13 avril 73 : Après Hanoi (voir 12 avril), Paris annonce son intention de rétablir des relations diplomatiques avec Saigon.
17 avril 73 : Au Cambodge, démission du gouvernent Hang Thun Hak.
19 avril 73 : Pour protester contre le non-respect du cessez-le-feu, les Américains interrompent les opérations de déminage des côtes de la R.D.V.N. Les négociations économiques seront suspendues dès le lendemain. Reprise des vols de reconnaissance au-dessus de la R.D.V.N. Intensification des attaques aériennes américaines contre le Cambodge.
23 avril 73 : Au Cambodge, les deux chambres du Parlement, réunies en Congrès, confèrent des pouvoirs exceptionnels à Lon Nol. Les travaux parlementaires sont suspendus pour 6 mois.
26 avril 73 : Au Cambodge, les troupes du F.A.P.L.N.K. sont à 15 km de Phnom Penh. La ville essuie désormais régulièrement des tirs de roquettes.
27 avril 73 : Reprise à Paris des négociations entre experts américains et nord-vietnamiens.
30 avril 73 : La commission étrangère des Affaires étrangères du Sénat américain envoie au Cambodge ses spécialistes de l’Indochine, James Lowenstein et Richard Moose. Ils sont venus pour connaître la nature et l’étendue des bombardements américains. L’ambassade américaine leur dissimule son implication directe dans les actions aériennes, ce dont les deux envoyés ne sont pas dupes. Des informations remontent jusqu’au secrétaire d’État Rogers qui, jusque-là, ignorait le véritable rôle de l’ambassade et sa compromission dans l’illégalité voulue par Nixon et Kissinger.

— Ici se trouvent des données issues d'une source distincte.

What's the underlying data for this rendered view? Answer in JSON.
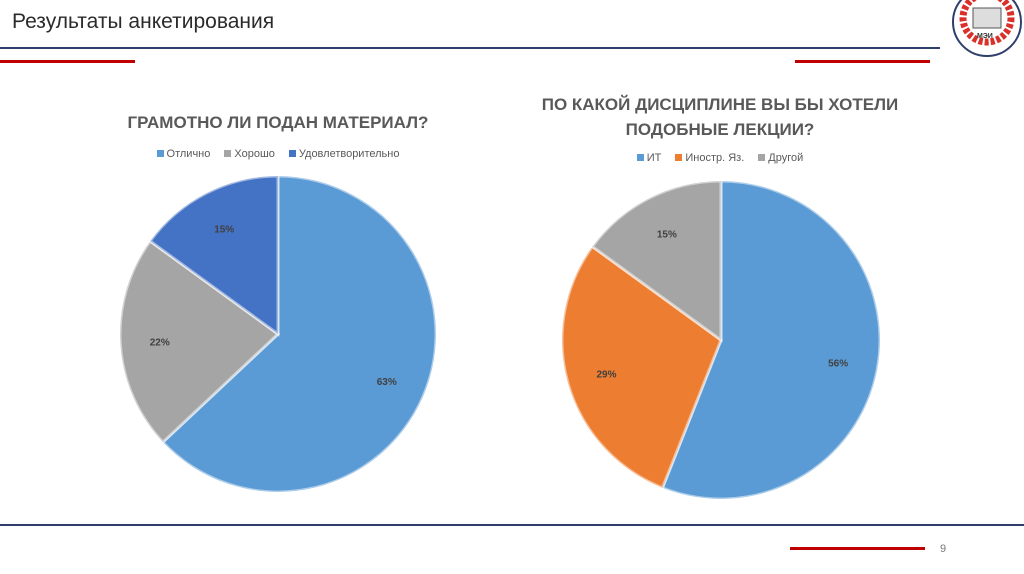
{
  "header": {
    "title": "Результаты анкетирования",
    "logo_text": "МЭИ"
  },
  "page_number": "9",
  "chart_data": [
    {
      "type": "pie",
      "title": "ГРАМОТНО ЛИ ПОДАН МАТЕРИАЛ?",
      "categories": [
        "Отлично",
        "Хорошо",
        "Удовлетворительно"
      ],
      "values": [
        63,
        22,
        15
      ],
      "labels": [
        "63%",
        "22%",
        "15%"
      ],
      "colors": [
        "#5B9BD5",
        "#A5A5A5",
        "#4472C4"
      ]
    },
    {
      "type": "pie",
      "title": "ПО КАКОЙ ДИСЦИПЛИНЕ ВЫ БЫ ХОТЕЛИ ПОДОБНЫЕ ЛЕКЦИИ?",
      "categories": [
        "ИТ",
        "Иностр. Яз.",
        "Другой"
      ],
      "values": [
        56,
        29,
        15
      ],
      "labels": [
        "56%",
        "29%",
        "15%"
      ],
      "colors": [
        "#5B9BD5",
        "#ED7D31",
        "#A5A5A5"
      ]
    }
  ]
}
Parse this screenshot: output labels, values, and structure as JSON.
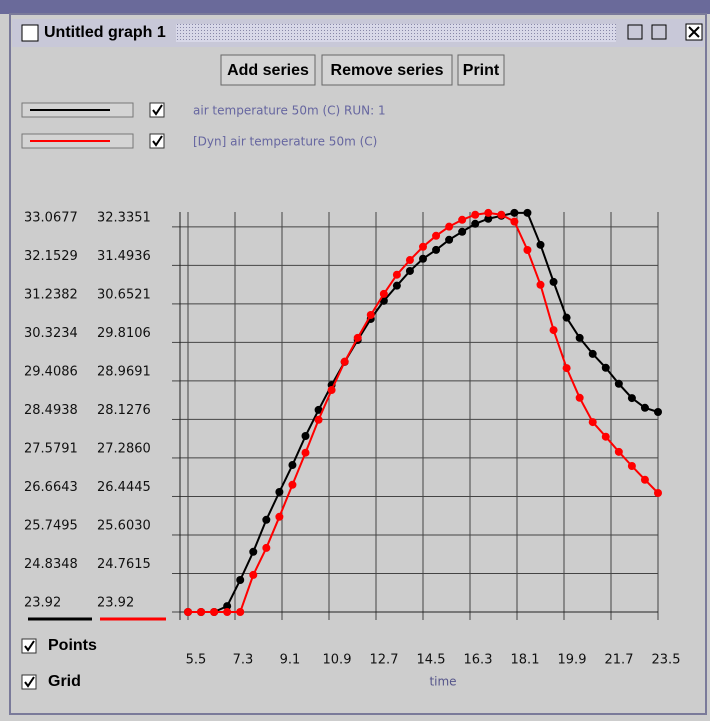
{
  "window": {
    "title": "Untitled graph 1"
  },
  "buttons": [
    "Add series",
    "Remove series",
    "Print"
  ],
  "options": [
    "Points",
    "Grid"
  ],
  "chart_data": {
    "type": "line",
    "xlabel": "time",
    "x": [
      5.5,
      6,
      6.5,
      7,
      7.5,
      8,
      8.5,
      9,
      9.5,
      10,
      10.5,
      11,
      11.5,
      12,
      12.5,
      13,
      13.5,
      14,
      14.5,
      15,
      15.5,
      16,
      16.5,
      17,
      17.5,
      18,
      18.5,
      19,
      19.5,
      20,
      20.5,
      21,
      21.5,
      22,
      22.5,
      23,
      23.5
    ],
    "series": [
      {
        "name": "air temperature 50m (C) RUN: 1",
        "color": "#000000",
        "visible": true,
        "values": [
          23.92,
          23.92,
          23.92,
          24.06,
          24.68,
          25.35,
          26.11,
          26.77,
          27.41,
          28.1,
          28.72,
          29.31,
          29.86,
          30.38,
          30.88,
          31.31,
          31.67,
          32.02,
          32.31,
          32.52,
          32.76,
          32.95,
          33.14,
          33.26,
          33.33,
          33.4,
          33.4,
          32.64,
          31.76,
          30.91,
          30.43,
          30.05,
          29.72,
          29.34,
          29.0,
          28.77,
          28.67
        ]
      },
      {
        "name": "[Dyn] air temperature 50m (C)",
        "color": "#ff0000",
        "visible": true,
        "axis": "y2",
        "values": [
          23.92,
          23.92,
          23.92,
          23.92,
          23.92,
          24.73,
          25.32,
          26.0,
          26.7,
          27.4,
          28.12,
          28.77,
          29.39,
          29.91,
          30.41,
          30.87,
          31.29,
          31.61,
          31.9,
          32.14,
          32.34,
          32.49,
          32.6,
          32.64,
          32.6,
          32.45,
          31.83,
          31.07,
          30.08,
          29.25,
          28.6,
          28.07,
          27.75,
          27.42,
          27.11,
          26.81,
          26.52
        ]
      }
    ],
    "xlim": [
      5.5,
      23.5
    ],
    "xticks": [
      5.5,
      7.3,
      9.1,
      10.9,
      12.7,
      14.5,
      16.3,
      18.1,
      19.9,
      21.7,
      23.5
    ],
    "ylim": [
      23.92,
      33.42
    ],
    "yticks": [
      23.92,
      24.8348,
      25.7495,
      26.6643,
      27.5791,
      28.4938,
      29.4086,
      30.3234,
      31.2382,
      32.1529,
      33.0677
    ],
    "y2lim": [
      23.92,
      32.66
    ],
    "y2ticks": [
      23.92,
      24.7615,
      {
        "value": 25.603,
        "label": "25.6030"
      },
      26.4445,
      {
        "value": 27.286,
        "label": "27.2860"
      },
      28.1276,
      28.9691,
      29.8106,
      30.6521,
      31.4936,
      32.3351
    ],
    "grid": true,
    "points": true
  }
}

Lowenstein et Moose vont produire un rapport qui est rendu public le 30 avril et provoque des remous au sein du Sénat. Depuis octobre 1970, le Congrès a introduit dans chaque loi de finances des clauses interdisant les bombardements autres que ceux visant à protéger les soldats américains. Or, théoriquement, depuis mars 1973, il n’y en a plus aucun en Indochine. Et pourtant les bombardements demeurent avec une intensité inédite (Shawcross, 1979, p. 276).